Les causes de l'asthme à la croisée des gènes et de l'environnement
LE MONDE | 20.06.08
Les études consacrées à la génétique de l'asthme et des allergies se multiplient. Certaines particularités génétiques contribuent à près d'un tiers des asthmes de l'enfant, mais le rôle des interactions entre les gènes et des facteurs environnementaux est de plus en plus mis en évidence. Un symposium international était consacré à ces thèmes, mercredi 18 juin, à l'Institut Pasteur de Paris, dans le cadre du 3e congrès national d'asthme et d'allergie.
VASTE CHAMP D'ÉTUDE
Le consortium européen Gabriel, mis sur pied en 2006, en est un bon exemple. Coordonné par l'université Ludwig-Maximilians de Munich et l'Imperial College de Londres, financé à hauteur de 11 millions d'euros par l'Union européenne, il a pour mission de déterminer les facteurs génétiques et environnementaux de l'asthme bronchique. Dans ce cadre, une étude basée sur la comparaison de 300 000 marqueurs génétiques chez 1 000 enfants asthmatiques et chez des enfants indemnes de cette pathologie a fait découvrir et localiser le gène ORMDL3. Certaines variations génétiques influent fortement sur l'expression de ce gène et augmentent le risque de développer un asthme. "Elles contribuent à 30 % des cas d'asthme infantile", souligne le professeur William Cookson (Imperial College).
Le projet Gabriel mène actuellement une étude génomique chez 11 000 asthmatiques, dont les données seront croisées avec des mesures environnementales concernant 40 000 individus à travers l'Europe. "Nous espérons que ces résultats conduiront à une bien meilleure connaissance des causes de l'asthme en Europe", commente William Cookson.
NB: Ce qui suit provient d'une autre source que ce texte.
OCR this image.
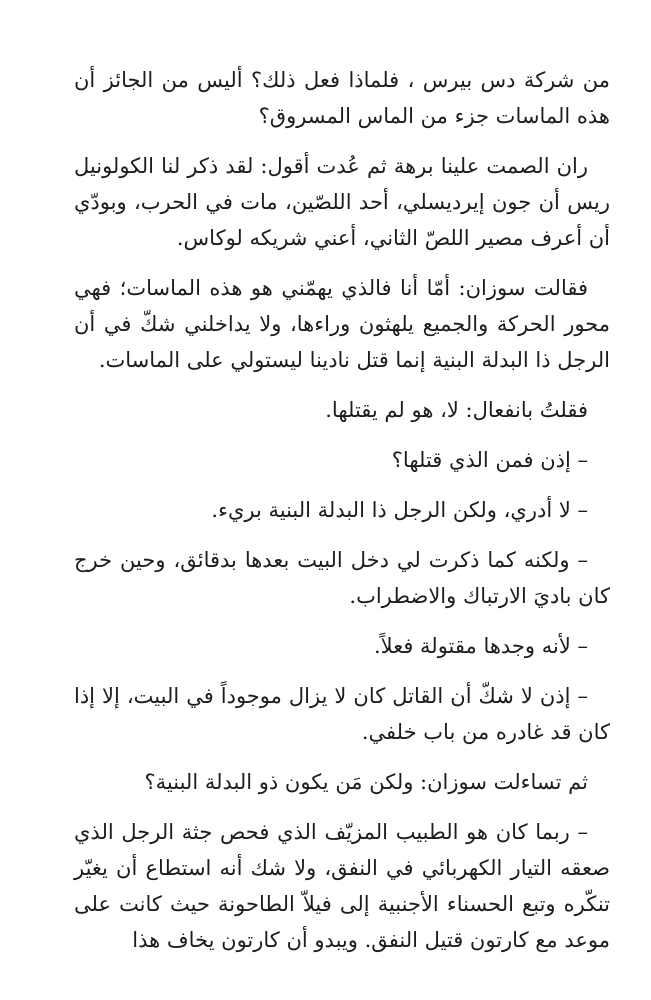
من شركة دس بيرس ، فلماذا فعل ذلك؟ أليس من الجائز أن هذه الماسات جزء من الماس المسروق؟

ران الصمت علينا برهة ثم عُدت أقول: لقد ذكر لنا الكولونيل ريس أن جون إيرديسلي، أحد اللصّين، مات في الحرب، وبودّي أن أعرف مصير اللصّ الثاني، أعني شريكه لوكاس.

فقالت سوزان: أمّا أنا فالذي يهمّني هو هذه الماسات؛ فهي محور الحركة والجميع يلهثون وراءها، ولا يداخلني شكّ في أن الرجل ذا البدلة البنية إنما قتل نادينا ليستولي على الماسات.

فقلتُ بانفعال: لا، هو لم يقتلها.

– إذن فمن الذي قتلها؟

– لا أدري، ولكن الرجل ذا البدلة البنية بريء.

– ولكنه كما ذكرت لي دخل البيت بعدها بدقائق، وحين خرج كان باديَ الارتباك والاضطراب.

– لأنه وجدها مقتولة فعلاً.

– إذن لا شكّ أن القاتل كان لا يزال موجوداً في البيت، إلا إذا كان قد غادره من باب خلفي.

ثم تساءلت سوزان: ولكن مَن يكون ذو البدلة البنية؟

– ربما كان هو الطبيب المزيّف الذي فحص جثة الرجل الذي صعقه التيار الكهربائي في النفق، ولا شك أنه استطاع أن يغيّر تنكّره وتبع الحسناء الأجنبية إلى فيلاّ الطاحونة حيث كانت على موعد مع كارتون قتيل النفق. ويبدو أن كارتون يخاف هذا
De nombreux gènes sont considérés comme impliqués dans l'asthme ou au moins associés à une susceptibilité à des facteurs déclenchants. Mais la génétique n'explique pas tout. Selon le docteur Erika von Mutius (hôpital pédiatrique universitaire, Munich), des variations dans l'alimentation ou l'exposition à des polluants vont entraîner des modifications dans l'expression des gènes, sans modification de la séquence d'ADN codante.
Le médecin allemand a plaidé pour une approche combinant génétique et environnement, car "les deux composantes sont nécessaires, mais pas suffisantes prises isolément". Elle a cité l'exemple des individus ayant une mutation d'un gène appelé GST 1, qui lui fait perdre sa fonction. Lorsqu'ils sont exposés passivement à la fumée de tabac, ces individus ont un risque nettement plus élevé de développer un asthme et des altérations de la fonction pulmonaire que les porteurs de la version normale du gène ou que les individus porteurs de la mutation, mais non exposés.
A l'inverse, des études ont montré que le fait d'avoir passé son enfance dans une zone rurale a des effets protecteurs vis-à-vis de l'asthme qui perdurent à l'âge adulte. Un vaste champ d'étude s'ouvre donc, pour comprendre comment les facteurs environnementaux modulent l'expression des gènes.